I have a very large data that contains a very messy and not uniform address field. I only care to extract a country name out of it. Most of the records contain country and city and some contain other information such as street address, state or province. Because there is so much overlap (streets can be named after countries, cities or states) I was thinking of searching for country and city using R
maps
library in conjunction with fuzzyjoin
. Here is an abbreviated example of what I tried:
library(dplyr)
library(stringr)
library(maps)
library(fuzzyjoin)
partial_address <-
c("London 121280 Ontario Canada",
"Milano, Italy",
"123 First St Columbus OH USA",
"Cali-Valle del Cauca Colombia",
"98765 France Paris",
"Zurich Zurich Switzerland",
"Mexico City Mexico",
"Nagoya 123456 Japan",
"BEIJING BEIJING CHINA",
"Thailand 12345 Bangkok",
"Albania La Guahira Colombia",
"Conakry, Guinea",
"Guinea-Bissau, Bissau",
"Democratic Republic of the Congo Kinshasa")
df <-
data.frame(partial_address) %>%
mutate(partial_address = toupper(partial_address))
data(world.cities)
world_cities <-
distinct(world.cities,
name,
country.etc) %>%
mutate(name = toupper(name),
country.etc = toupper(country.etc))
df_new <-
fuzzy_left_join(df,
world_cities,
by = c("partial_address" = "name",
"partial_address" = "country.etc"),
match_fun = str_detect)
My output looks like this:
> df_new
partial_address name country.etc
1 LONDON 121280 ONTARIO CANADA LONDON CANADA
2 MILANO, ITALY MILAN ITALY
3 123 FIRST ST COLUMBUS OH USA COLUMBUS USA
4 CALI-VALLE DEL CAUCA COLOMBIA CALI COLOMBIA
5 CALI-VALLE DEL CAUCA COLOMBIA COLOMBIA COLOMBIA
6 98765 FRANCE PARIS PARIS FRANCE
7 ZURICH ZURICH SWITZERLAND ZURICH SWITZERLAND
8 MEXICO CITY MEXICO MEXICO CITY MEXICO
9 MEXICO CITY MEXICO XICO MEXICO
10 NAGOYA 123456 JAPAN AGO JAPAN
11 NAGOYA 123456 JAPAN NAGO JAPAN
12 NAGOYA 123456 JAPAN NAGOYA JAPAN
13 BEIJING BEIJING CHINA BEIJING CHINA
14 THAILAND 12345 BANGKOK BANGKOK THAILAND
15 ALBANIA LA GUAHIRA COLOMBIA ALBAN COLOMBIA
16 ALBANIA LA GUAHIRA COLOMBIA ALBANIA COLOMBIA
17 ALBANIA LA GUAHIRA COLOMBIA COLOMBIA COLOMBIA
18 CONAKRY, GUINEA CONAKRY GUINEA
19 GUINEA-BISSAU, BISSAU BISSAU GUINEA-BISSAU
20 DEMOCRATIC REPUBLIC OF THE CONGO KINSHASA <NA> <NA>
As you can see, it is not exactly what I want as apparently Mexico has a city named "Xico" and Colombia has a city named "Colombia", etc.

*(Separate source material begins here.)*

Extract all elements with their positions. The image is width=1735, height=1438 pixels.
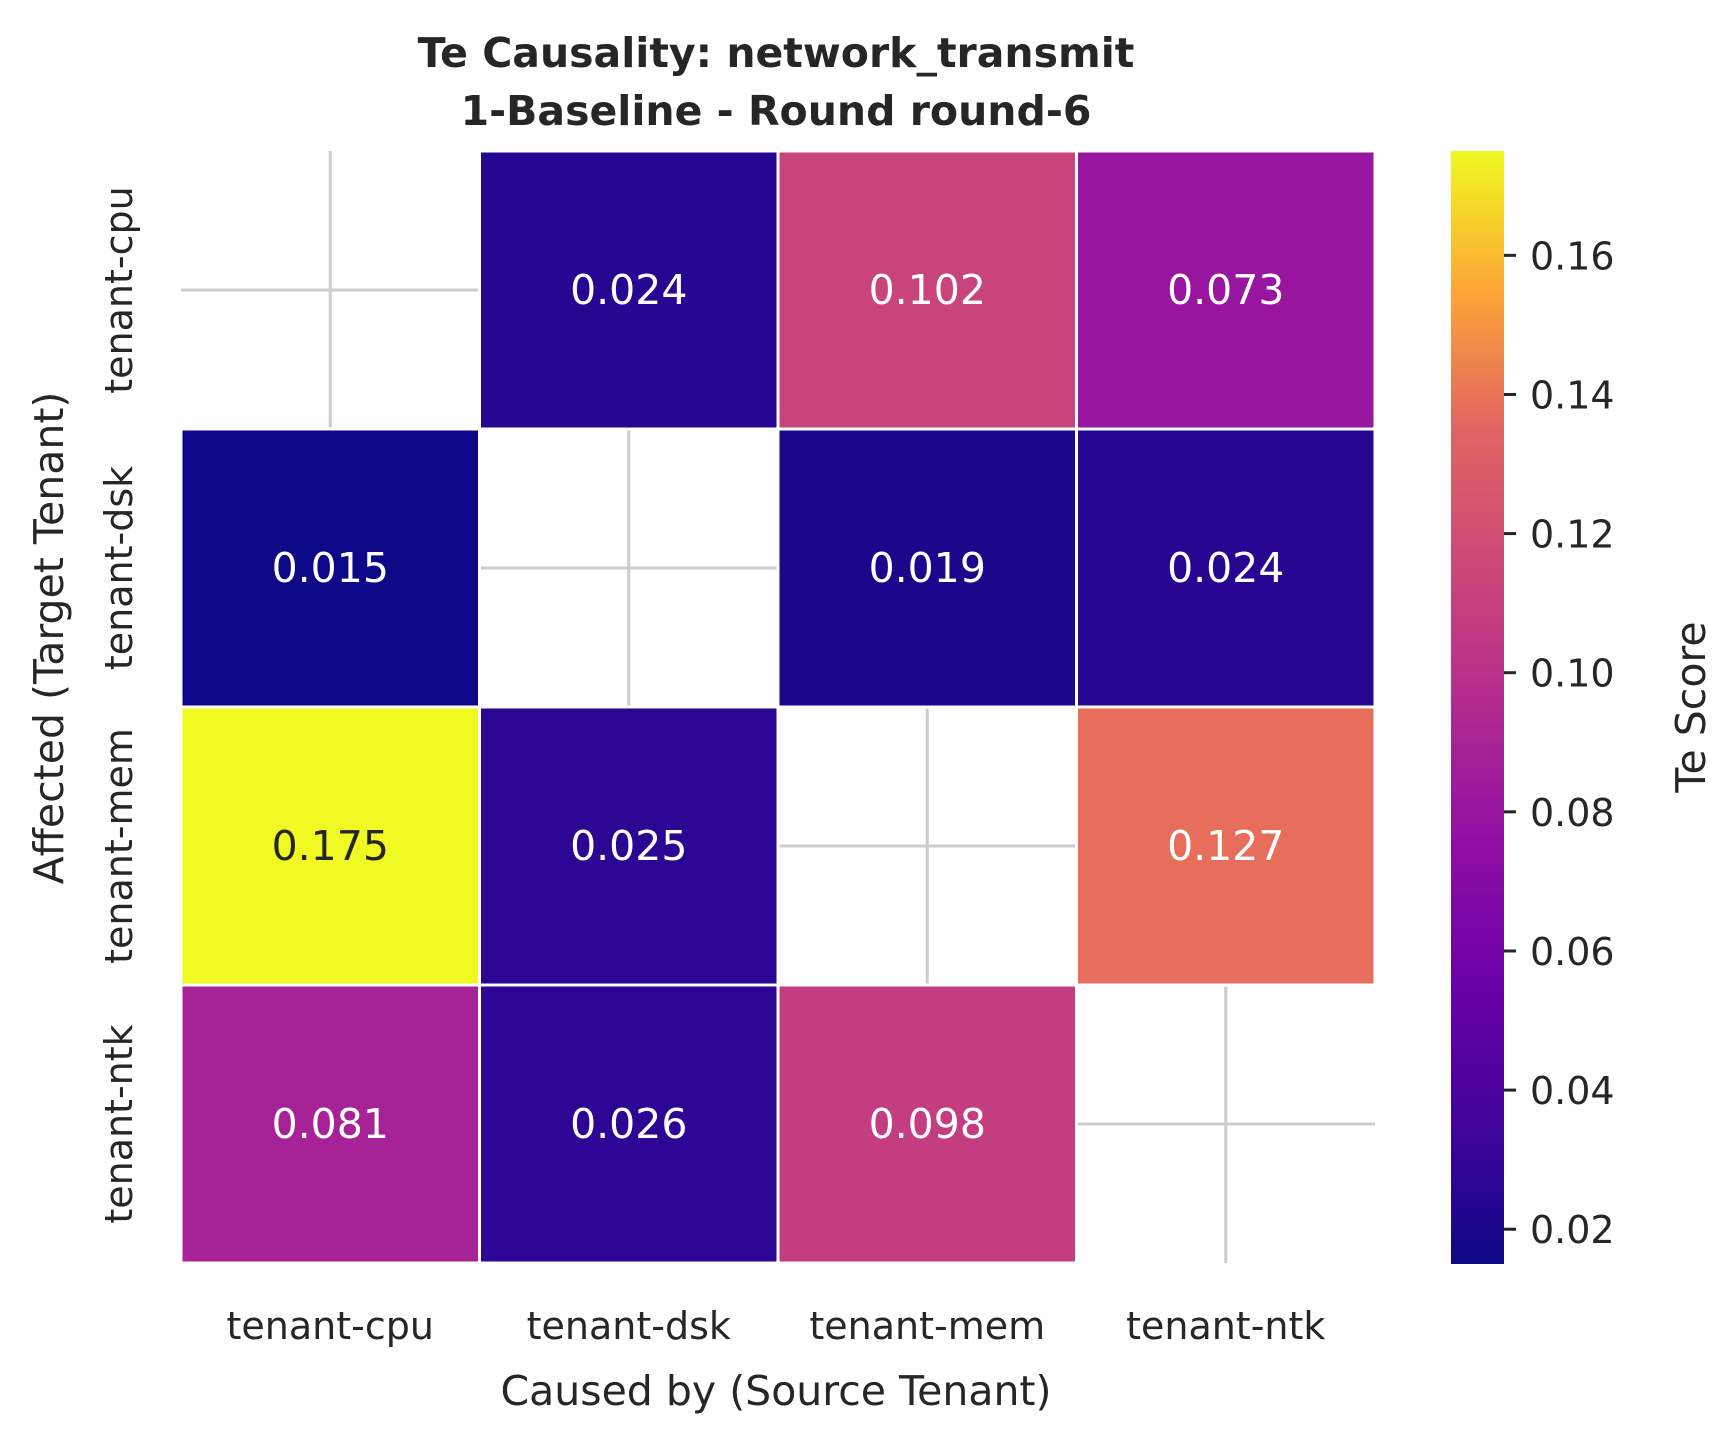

Expected output should look something like this:
> df_new
partial_address name country.etc
1 LONDON 121280 ONTARIO CANADA LONDON CANADA
2 MILANO, ITALY MILAN ITALY
3 123 FIRST ST COLUMBUS OH USA COLUMBUS USA
4 CALI-VALLE DEL CAUCA COLOMBIA CALI COLOMBIA
5 98765 FRANCE PARIS PARIS FRANCE
6 ZURICH ZURICH SWITZERLAND ZURICH SWITZERLAND
7 MEXICO CITY MEXICO MEXICO CITY MEXICO
8 NAGOYA 123456 JAPAN NAGOYA JAPAN
9 BEIJING BEIJING CHINA BEIJING CHINA
10 THAILAND 12345 BANGKOK BANGKOK THAILAND
11 ALBANIA LA GUAHIRA COLOMBIA ALBANIA COLOMBIA
12 CONAKRY, GUINEA CONAKRY GUINEA
13 GUINEA-BISSAU, BISSAU BISSAU GUINEA-BISSAU
14 DEMOCRATIC REPUBLIC OF THE CONGO KINSHASA KINSHASA CONGO DEMOCRATIC REPUBLIC
In addition, fuzzy_join
tends to be very slow and use a lot of resources. Any suggestions on how to reduce false positive matches and improve performance are appreciated. Thank you.
One approach could be to use the list of countries in maps
and check it against the strings in your data and extract where there is a match.
# Load required packages.
library(tidyverse)
library(maps)
# Load and reformat data.
partial_address <-
c("London 121280 Ontario Canada",
"Milano, Italy",
"123 First St Columbus OH USA",
"Cali-Valle del Cauca Colombia",
"98765 France Paris",
"Zurich Zurich Switzerland",
"Mexico City Mexico",
"Nagoya 123456 Japan",
"BEIJING BEIJING CHINA",
"Thailand 12345 Bangkok")
df <-
data.frame(partial_address) %>%
mutate(partial_address = toupper(partial_address))
# Get country data.
world_map_data <- map_data("world")
country_names <- unique(world_map_data$region) %>%
toupper()
# Function to match country data with partial address.
find_country <- function(partial_address, countries) {
for (country in countries) {
if (str_detect(partial_address, fixed(country))) {
return(country)
}
}
return(NA)
}
df$country <- map_chr(df$partial_address, ~find_country(., country_names))
With the output of df
:
No. | Partial Address | Country |
---|---|---|
1 | LONDON 121280 ONTARIO CANADA | CANADA |
2 | MILANO, ITALY | ITALY |
3 | 123 FIRST ST COLUMBUS OH USA | USA |
4 | CALI-VALLE DEL CAUCA COLOMBIA | COLOMBIA |
5 | 98765 FRANCE PARIS | FRANCE |
6 | ZURICH ZURICH SWITZERLAND | SWITZERLAND |
7 | MEXICO CITY MEXICO | MEXICO |
8 | NAGOYA 123456 JAPAN | JAPAN |
9 | BEIJING BEIJING CHINA | CHINA |
10 | THAILAND 12345 BANGKOK | THAILAND |